If \$p^q = 25\$, then what could be \$(p - 1)^(q + 1)\$?

A

64.

B

65.

C

63.

D

66.

Soln.
Ans: a

By inspection we can see that p = 5, q= 2. So \$(5 - 1)^(2 + 1)\$ will be \$4^3\$, i.e., 64.

### Question 2

What is x if \$6^x = 36\$?

A

2.

B

3.

C

5.

D

4.

Soln.
Ans: a

We can write the given expression as \$6^x = 6^2\$. The bases are same so powers should be same. Comparing we get x = 2.

### Question 3

If \$34^0.21 = p, and 34^0.22 = q\$ and \$p^m = q^4\$ then what is the value of m?

A

4.19.

B

4.43.

C

4.33.

D

4.73.

Soln.
Ans: a

Substituting in \$p^m = q^4\$, we get \$34^{0.21m} = 34^{0.22 × 4}\$. Bases are same so powers should be same.
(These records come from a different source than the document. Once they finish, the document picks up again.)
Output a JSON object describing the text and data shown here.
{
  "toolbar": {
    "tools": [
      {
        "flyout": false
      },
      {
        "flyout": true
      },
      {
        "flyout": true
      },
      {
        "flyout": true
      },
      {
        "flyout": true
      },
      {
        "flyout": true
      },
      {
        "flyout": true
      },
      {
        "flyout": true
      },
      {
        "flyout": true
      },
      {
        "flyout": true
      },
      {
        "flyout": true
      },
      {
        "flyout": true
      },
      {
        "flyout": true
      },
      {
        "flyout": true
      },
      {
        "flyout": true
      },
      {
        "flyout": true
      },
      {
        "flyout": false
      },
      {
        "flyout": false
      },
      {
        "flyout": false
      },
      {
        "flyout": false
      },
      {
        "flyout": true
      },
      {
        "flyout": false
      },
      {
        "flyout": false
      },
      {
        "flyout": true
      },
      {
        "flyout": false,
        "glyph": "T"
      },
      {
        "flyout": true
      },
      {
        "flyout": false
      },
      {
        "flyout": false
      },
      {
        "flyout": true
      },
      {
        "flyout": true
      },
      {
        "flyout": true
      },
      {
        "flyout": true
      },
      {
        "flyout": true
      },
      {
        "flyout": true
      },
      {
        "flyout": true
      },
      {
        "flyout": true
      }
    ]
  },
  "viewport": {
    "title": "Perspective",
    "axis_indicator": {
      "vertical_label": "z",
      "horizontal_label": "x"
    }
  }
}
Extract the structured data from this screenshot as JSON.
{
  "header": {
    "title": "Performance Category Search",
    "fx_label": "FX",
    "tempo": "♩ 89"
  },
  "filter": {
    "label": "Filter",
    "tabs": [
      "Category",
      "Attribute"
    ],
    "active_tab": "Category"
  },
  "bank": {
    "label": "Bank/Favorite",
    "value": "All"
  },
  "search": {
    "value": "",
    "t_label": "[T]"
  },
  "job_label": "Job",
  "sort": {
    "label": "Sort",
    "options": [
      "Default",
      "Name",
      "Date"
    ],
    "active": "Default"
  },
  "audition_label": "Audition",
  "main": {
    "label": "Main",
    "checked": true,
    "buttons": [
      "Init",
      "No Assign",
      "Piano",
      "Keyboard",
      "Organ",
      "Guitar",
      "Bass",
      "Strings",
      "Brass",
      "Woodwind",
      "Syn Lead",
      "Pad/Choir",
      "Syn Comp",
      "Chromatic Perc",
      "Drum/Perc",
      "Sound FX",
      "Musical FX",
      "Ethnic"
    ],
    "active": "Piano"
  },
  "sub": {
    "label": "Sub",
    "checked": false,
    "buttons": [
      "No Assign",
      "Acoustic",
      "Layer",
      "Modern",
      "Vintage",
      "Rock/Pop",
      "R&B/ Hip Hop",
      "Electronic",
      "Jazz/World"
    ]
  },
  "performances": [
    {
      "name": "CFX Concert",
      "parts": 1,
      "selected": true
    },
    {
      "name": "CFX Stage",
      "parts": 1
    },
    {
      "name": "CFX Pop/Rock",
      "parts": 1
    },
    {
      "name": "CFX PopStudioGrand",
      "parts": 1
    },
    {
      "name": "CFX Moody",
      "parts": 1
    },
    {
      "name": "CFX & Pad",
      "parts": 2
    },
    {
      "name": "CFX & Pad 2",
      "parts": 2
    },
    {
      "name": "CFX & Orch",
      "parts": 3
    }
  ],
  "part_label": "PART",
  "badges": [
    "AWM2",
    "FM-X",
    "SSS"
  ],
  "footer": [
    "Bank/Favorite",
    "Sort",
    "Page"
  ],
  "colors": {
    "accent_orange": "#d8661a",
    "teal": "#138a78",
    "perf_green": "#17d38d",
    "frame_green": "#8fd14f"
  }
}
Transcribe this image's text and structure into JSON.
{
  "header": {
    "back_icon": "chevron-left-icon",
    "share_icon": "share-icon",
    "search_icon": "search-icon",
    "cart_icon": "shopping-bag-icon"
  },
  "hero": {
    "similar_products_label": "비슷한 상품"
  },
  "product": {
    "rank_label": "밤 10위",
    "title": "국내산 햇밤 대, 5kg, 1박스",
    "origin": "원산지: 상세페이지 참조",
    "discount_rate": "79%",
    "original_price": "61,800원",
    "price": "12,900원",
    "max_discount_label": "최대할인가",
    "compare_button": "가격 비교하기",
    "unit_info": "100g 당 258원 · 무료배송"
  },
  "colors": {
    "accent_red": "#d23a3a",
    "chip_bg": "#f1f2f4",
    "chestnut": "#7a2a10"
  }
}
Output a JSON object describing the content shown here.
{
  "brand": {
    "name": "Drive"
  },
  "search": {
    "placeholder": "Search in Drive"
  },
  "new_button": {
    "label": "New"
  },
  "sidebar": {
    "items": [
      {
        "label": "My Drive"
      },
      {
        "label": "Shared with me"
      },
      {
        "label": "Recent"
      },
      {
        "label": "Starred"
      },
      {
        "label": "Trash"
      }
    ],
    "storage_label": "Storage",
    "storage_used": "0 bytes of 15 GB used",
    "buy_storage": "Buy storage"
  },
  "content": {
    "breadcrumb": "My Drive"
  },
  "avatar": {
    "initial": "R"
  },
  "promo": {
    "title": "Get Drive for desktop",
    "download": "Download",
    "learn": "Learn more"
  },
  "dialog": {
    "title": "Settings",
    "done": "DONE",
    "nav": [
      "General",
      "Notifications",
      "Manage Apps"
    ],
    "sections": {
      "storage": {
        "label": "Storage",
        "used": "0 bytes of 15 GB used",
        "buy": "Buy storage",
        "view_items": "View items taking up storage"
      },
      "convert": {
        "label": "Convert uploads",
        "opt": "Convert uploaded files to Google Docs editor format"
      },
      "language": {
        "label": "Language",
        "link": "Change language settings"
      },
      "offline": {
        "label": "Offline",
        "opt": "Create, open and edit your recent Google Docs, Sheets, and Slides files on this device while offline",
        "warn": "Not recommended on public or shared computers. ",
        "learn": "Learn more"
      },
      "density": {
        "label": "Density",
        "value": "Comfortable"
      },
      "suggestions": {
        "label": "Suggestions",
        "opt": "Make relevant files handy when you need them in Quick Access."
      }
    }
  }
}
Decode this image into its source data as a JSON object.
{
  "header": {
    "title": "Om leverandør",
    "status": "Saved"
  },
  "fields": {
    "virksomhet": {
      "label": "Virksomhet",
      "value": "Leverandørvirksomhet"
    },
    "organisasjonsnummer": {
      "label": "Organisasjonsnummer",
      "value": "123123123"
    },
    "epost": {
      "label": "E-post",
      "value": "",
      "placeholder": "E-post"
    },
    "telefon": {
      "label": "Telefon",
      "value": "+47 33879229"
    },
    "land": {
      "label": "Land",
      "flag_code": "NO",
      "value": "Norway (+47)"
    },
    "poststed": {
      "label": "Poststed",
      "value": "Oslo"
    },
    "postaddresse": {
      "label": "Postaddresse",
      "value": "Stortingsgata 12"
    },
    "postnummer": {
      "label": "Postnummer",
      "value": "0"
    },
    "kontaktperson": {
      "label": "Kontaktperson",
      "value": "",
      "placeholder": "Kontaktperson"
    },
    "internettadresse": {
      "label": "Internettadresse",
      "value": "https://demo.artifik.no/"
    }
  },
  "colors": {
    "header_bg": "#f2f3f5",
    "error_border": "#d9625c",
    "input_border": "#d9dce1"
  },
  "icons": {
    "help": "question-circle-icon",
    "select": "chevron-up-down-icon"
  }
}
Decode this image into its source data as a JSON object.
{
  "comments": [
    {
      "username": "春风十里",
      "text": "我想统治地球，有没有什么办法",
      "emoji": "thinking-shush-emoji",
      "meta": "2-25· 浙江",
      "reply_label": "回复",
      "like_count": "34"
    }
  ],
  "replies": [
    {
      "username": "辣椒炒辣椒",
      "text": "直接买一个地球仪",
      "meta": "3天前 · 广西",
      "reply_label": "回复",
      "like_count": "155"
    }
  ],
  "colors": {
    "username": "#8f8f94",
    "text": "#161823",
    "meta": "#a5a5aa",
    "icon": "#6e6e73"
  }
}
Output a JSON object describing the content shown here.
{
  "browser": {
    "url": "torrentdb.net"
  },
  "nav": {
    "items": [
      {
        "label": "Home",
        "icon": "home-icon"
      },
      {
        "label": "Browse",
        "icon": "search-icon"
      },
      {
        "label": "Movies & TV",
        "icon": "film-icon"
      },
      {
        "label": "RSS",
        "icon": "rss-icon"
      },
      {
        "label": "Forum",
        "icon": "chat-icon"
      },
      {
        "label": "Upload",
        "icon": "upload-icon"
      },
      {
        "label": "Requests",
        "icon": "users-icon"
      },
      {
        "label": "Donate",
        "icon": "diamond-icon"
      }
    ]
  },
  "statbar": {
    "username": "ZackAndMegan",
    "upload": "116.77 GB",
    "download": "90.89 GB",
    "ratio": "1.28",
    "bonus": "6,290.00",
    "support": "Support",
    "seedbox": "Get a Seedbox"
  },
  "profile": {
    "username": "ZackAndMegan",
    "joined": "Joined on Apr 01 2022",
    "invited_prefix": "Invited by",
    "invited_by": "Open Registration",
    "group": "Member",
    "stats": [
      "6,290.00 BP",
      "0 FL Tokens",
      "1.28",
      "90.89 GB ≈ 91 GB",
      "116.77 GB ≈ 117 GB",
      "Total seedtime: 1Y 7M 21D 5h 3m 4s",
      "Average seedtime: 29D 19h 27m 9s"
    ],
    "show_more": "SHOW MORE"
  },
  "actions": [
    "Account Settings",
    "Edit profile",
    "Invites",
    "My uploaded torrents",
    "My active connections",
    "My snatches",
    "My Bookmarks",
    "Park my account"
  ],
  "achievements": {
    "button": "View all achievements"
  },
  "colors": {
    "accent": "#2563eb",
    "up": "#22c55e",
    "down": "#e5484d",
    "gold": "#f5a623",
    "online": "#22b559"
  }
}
Hence, \$0.21m = {0.22 × 4}\$, which gives m = 4.19.

### Question 4

If \$p^q = 512\$, then what could be \$(p - 1)^(q + 1)\$?

A

2401.

B

2402.

C

2400.

D

2403.

Soln.
Ans: a

By inspection we can see that p = 8, q= 3. So \$(8 - 1)^(3 + 1)\$ will be \$7^4\$, i.e., 2401.

### Question 5

What is the value of x if \$(25)^1.5 × 5^9\$ ÷ \$625^3\$ = \$5^x\$?

A

0.

B

2.

C

4.

D

6.

Soln.
Ans: a

Simplifying, we get \$(5^2)^1.5 × 5^9\$ ÷ \$(5 ^ 4)^3\$ = \$5^x\$, which simplifies to \$5^3 × 5^9\$ ÷ \$5^12\$ = \$5^x.\$ Equating the powers x = 3 + 9 - 12 = 0.